Given the state of my memory maybe it was a good thing that the Arona dashboard included a gear change reminder warning.

Anyway, at the end of my week with the car I actually managed to beat, no that’s the wrong word, annihilate, it’s official mpg figure by averaging 52.4mpg.

And no, I didn’t drive it like grandad all the time. Otherwise how could I report that given a push it also handles in the same way that its performance figures suggest.

It’s a great little medium sized spacious small car, no doubt about it.

Seat describe this Spanish designed, Barcelona built, Jack of All Trades as a “compact crossover with an edgy design.”

They also claim that it’s: “Perfect for everyday urban driving and weekend escapes.”

I’m not sure what that means, but I’d like to add that it’s a good looking, practical motor with a stylish interior, an excellent 71cm (28in) deep boot that extends to a flat and surprisingly deep 140cm (4ft 7in).

I also failed to find out what Seat mean by saying its design is “edgy” but it’s definitely stylish.

The interior is a great mix of plush, well stuffed, soft fabric sports seats, lots of red stitched trim, a huge piano black sat nav and radio screen, soft touch and mottled dashboard and door faces, four excellent sized door pockets and map pockets that double as wine bottle carriers on the back of both front seats.

There’s a choice of four different driving modes, all illustrated with colourful images of pavement sided tarmac roads (normal), ones with race track sides, (sport and personal) or the petal trimmed eco mode that I chose.

In a week in which the world was dominated by Greta Thunberg leading youngsters protesting about global warming there seemed no other choice.



SEAT Arona FR Sport 1.5 TSI EVO 150PS 6-speed manual.

REAR MIRROR MONSTER: Stand out three-bulb driving lights below four-bulb projector headlights, added to two separate black honeycomb style grilles and the high stance of an SUV give the Arona a distinctly one-off, but classy look.

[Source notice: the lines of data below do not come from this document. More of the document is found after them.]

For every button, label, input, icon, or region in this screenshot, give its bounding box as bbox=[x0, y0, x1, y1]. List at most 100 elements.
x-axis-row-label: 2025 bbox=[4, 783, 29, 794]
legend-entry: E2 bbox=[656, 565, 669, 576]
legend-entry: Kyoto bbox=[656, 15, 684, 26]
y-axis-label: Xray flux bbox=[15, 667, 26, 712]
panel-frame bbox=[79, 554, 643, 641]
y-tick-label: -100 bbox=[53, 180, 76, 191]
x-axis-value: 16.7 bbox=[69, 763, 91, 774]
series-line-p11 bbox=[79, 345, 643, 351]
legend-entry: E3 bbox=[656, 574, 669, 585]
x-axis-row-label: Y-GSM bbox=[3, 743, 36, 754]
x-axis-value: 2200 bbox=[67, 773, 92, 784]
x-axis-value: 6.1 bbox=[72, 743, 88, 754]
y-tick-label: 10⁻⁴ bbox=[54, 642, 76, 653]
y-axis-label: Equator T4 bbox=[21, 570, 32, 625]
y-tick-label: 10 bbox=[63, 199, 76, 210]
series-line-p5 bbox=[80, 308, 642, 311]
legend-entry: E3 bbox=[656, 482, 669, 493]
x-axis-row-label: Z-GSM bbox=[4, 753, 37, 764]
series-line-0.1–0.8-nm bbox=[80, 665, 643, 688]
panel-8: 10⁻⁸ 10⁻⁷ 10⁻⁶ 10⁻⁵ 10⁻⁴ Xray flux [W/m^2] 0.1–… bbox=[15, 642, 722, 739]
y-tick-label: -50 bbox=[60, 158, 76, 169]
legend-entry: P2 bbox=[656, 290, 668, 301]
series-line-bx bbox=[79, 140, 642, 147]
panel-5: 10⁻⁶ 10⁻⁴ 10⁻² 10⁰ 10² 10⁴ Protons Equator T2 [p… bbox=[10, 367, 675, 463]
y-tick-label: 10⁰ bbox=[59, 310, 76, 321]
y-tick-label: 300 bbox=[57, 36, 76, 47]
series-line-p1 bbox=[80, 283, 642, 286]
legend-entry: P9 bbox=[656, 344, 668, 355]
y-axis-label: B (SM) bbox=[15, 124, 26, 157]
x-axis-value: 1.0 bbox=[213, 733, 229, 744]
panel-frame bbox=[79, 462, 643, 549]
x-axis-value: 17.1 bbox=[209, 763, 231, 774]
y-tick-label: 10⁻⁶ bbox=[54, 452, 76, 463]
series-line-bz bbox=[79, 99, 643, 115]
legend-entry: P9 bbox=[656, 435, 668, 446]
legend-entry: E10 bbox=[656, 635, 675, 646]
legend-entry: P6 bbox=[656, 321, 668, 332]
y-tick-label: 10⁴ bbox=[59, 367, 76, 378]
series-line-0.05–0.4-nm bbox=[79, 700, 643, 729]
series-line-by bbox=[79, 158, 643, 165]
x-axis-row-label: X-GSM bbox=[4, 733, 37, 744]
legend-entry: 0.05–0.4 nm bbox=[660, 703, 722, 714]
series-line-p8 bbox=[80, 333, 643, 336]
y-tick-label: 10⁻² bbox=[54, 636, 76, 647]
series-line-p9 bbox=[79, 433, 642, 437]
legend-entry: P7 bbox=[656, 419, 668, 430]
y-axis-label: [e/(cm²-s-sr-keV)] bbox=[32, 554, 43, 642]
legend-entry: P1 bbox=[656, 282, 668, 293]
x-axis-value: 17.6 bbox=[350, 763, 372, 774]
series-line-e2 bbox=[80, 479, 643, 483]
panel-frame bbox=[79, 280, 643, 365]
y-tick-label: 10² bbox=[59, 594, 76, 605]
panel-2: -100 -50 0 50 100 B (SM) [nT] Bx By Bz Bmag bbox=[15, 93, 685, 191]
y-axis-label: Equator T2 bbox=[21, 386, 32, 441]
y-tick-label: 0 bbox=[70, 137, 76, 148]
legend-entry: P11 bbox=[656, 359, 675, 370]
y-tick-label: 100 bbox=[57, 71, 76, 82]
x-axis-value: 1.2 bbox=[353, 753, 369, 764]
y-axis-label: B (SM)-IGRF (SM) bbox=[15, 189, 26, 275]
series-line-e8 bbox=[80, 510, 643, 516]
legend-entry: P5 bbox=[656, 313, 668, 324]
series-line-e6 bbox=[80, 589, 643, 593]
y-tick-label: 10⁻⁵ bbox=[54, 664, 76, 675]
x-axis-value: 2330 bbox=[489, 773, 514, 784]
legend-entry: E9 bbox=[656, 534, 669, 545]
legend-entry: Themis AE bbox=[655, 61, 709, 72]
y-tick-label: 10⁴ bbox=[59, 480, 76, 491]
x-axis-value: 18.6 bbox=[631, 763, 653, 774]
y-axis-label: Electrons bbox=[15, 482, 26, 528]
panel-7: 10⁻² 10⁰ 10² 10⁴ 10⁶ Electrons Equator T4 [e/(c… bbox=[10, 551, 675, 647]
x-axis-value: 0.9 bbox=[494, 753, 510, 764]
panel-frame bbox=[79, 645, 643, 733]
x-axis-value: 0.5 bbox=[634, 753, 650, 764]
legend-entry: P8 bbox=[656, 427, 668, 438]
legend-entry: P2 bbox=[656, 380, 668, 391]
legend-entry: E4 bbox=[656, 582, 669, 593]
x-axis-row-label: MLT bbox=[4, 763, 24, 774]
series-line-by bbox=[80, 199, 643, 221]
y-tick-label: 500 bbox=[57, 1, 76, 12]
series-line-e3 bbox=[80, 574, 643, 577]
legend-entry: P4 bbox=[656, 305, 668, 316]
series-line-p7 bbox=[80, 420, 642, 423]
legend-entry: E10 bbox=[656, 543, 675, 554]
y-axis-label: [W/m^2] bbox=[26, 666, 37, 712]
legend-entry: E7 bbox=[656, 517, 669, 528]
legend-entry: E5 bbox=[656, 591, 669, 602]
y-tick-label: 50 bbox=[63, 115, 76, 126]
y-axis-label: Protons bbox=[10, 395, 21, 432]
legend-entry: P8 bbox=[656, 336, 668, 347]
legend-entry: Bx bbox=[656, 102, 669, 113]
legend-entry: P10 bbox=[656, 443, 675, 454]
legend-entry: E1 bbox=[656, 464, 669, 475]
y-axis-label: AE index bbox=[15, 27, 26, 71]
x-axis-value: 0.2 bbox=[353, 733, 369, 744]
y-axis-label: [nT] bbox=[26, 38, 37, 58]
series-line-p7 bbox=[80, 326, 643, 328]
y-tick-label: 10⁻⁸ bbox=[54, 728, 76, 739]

No monster, but definitely smart.

BACKSIDE BEAUTY: Rear end comes in what appear to be eight different horizontal sections which make it far too complicated to be pretty, but it is, at least practical, which is the main point of a boot.

PLAYTIME PLEASER: Touchscreen 8-inch sat nav with speed limit and 2D or 3D display, twin zone climate control, adaptive cruise control with speed limiter, rear parking sensors, trip computer, heated front seats, heated folding door mirrors, heated washer jet nozzles, auto wipers and lights, digital cockpit, chrome roof rails, 18-inch black and silver 10-spoke alloys, DAB stereo with Bluetooth, aux, Apple CarPlay, Android Auto and Mirror Link.

NAUGHTY NIGGLES: Huge full size spare wheel holder under the boot is big enough for a tractor tyre, never mind even a space saver. Instead it emptily echoes around just a useless blow and go kit inside it.

TASTY TOUCHES: Interior lights under the front door window edges glow red at night.

FAST OR LAST: Arona can be anything you want, from a smooth and tidy-handling quick car to a remarkably fuel efficient quiet cruiser.

WONGA WONDA: Great value for money but is it clean enough for Greta and her Save The World Girls?

WOULD CHANTELLE LIKE IT? No way. Far too mumsy for proud to be single Chantelle.